About the GitHub-Python dataset
We collected 3 million Python3 snippets from GitHub. Using the critic (Python AST parser), the code snippets are split into a set of bad code (with AST parse errors) and a set of good code (with no errors). The set of bad code is located at data/orig_bad_code/orig.bad.json
and good code at data/orig_good_code/orig.good.json
. Each entry of orig.bad.json
or orig.good.json
is a dictionary consisting of
- "code_string": raw code in the string format
- "code_toks_joined": the raw code is split into tokens by Python tokenizer, anonymized (string/number is replaced with special tokens
<STRING>
/<NUMBER>
), and then joined by whitespace. The tokenization was done byutils/code_utils.py: tokenize_python_code()
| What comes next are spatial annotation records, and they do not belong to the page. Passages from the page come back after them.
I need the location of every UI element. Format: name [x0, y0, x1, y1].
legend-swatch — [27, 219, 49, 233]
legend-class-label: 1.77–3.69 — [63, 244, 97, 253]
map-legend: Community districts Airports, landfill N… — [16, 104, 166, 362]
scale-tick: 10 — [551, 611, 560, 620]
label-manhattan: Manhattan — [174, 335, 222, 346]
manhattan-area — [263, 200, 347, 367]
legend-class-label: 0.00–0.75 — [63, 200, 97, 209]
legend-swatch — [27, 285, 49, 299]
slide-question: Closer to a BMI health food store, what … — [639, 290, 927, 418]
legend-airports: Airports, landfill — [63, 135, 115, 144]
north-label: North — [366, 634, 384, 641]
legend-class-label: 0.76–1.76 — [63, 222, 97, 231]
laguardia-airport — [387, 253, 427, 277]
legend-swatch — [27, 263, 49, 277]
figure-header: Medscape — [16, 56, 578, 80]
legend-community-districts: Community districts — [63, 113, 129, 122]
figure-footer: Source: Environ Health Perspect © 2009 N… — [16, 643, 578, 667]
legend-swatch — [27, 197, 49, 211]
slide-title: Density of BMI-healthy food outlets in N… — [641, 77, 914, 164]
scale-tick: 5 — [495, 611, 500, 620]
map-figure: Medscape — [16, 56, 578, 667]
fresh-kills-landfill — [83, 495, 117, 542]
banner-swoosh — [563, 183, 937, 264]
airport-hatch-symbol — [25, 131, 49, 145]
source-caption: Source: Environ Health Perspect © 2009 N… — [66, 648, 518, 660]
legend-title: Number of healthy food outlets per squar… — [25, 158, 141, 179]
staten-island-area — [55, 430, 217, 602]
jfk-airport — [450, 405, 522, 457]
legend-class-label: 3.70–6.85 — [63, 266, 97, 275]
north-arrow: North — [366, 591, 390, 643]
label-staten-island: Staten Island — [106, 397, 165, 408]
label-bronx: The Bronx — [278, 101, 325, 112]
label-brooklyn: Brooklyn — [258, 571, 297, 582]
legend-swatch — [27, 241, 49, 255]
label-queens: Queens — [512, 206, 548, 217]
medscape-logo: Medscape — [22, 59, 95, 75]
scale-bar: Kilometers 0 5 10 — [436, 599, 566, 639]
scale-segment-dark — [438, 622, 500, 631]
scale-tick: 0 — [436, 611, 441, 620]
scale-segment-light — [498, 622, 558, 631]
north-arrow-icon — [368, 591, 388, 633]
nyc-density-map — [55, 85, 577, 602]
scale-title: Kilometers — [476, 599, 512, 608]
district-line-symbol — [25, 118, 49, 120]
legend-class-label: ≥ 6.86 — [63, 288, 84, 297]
- "anonymize_dict": mapping betweens raw string/number and
<STRING>
/<NUMBER>
so that "code_string" can be recovered from "code_toks_joined". This recovery can be done byutils/code_utils.py: code_toks_to_code_string()
- "err_obj": type of the error caught by the critic (e.g. unbalanced parentheses, indentation error). This is only applicable to
orig.bad.json
.
The bad code snippets in orig.bad.json
are split into 5 chunks (orig.0.bad
to orig.4.bad
in data/orig_bad_code/
), where 3,4 is heldout as the test set and 0,1,2 is made available for BIFI training. This splitting was done by scripts/split_orig_bad_and_good.py
2. Training and Evaluation
First, train the initial fixer by running commands in src/run-round0.py
one by one. We then consider three training algorithms on top of it: BIFI (our proposed method), FixerOnly (BIFI without breaker), and BackTranslation (BT; our baseline). For each algorithm,
- BIFI: run commands in
src/run-BIFI.py
one by one - FixerOnly: run commands in
src/run-FixerOnly.py
one by one - BT: run commands in
src/run-BT.py
one by one
Below is an illustration for the case of BIFI.
run-round0.sh
export PYTHONPATH=.
#Train initial fixer on synthetic paired data
python src/c001__train_fixer.py --round_name round0 --gpu_id 0 --max_epoch 2
#Run the trained fixer on the bad code (chunk 0-4) and check the outputs by critic
python src/c003__run_fixer.py --round_name round0 --gpu_ids '0,1,2,3,4'
#Evaluate the fixer outputs on the test set (chunk 3,4)
python src/c005__eval_fixer.py --round_name round0
run-BIFI.sh (round 1)
#Use the fixer outputs on the bad code (chunk 0,1,2) to get new paired data (Equation 6 in the paper)
python src/c006__generate_paired_data_from_fixer.py --round_name round0 --out_round_name round1-BIFI-part1
#Train breaker on the new paired data (Equation 7 in the paper)
python src/c002__train_breaker.py --round_name round1-BIFI-part1 --gpu_id 0 --max_epoch 3
#Run the trained breaker on the good code and get new paired data (Equation 8 in the paper)
python src/c004__run_breaker.py --round_name round1-BIFI-part1 --gpu_ids '0,1,2,3,4'
python src/c007__generate_paired_data_from_breaker.py --round_name round1-BIFI-part1 --out_round_name round1-BIFI-part2
#Train fixer on the new paired data (Equation 9 in the paper)
python src/c001__train_fixer.py --round_name round1-BIFI-part2 --gpu_id 0 --max_epoch 2 --continue_from 'data/round0/model-fixer/checkpoint.pt'
#Run the trained fixer on the bad code (chunk 0-4) and check the outputs by critic
python src/c003__run_fixer.py --round_name round1-BIFI-part2 --gpu_ids '0,1,2,3,4'
#Evaluate the fixer outputs on the test set (chunk 3,4)
python src/c005__eval_fixer.py --round_name round1-BIFI-part2
This is repeated similarly for round 2.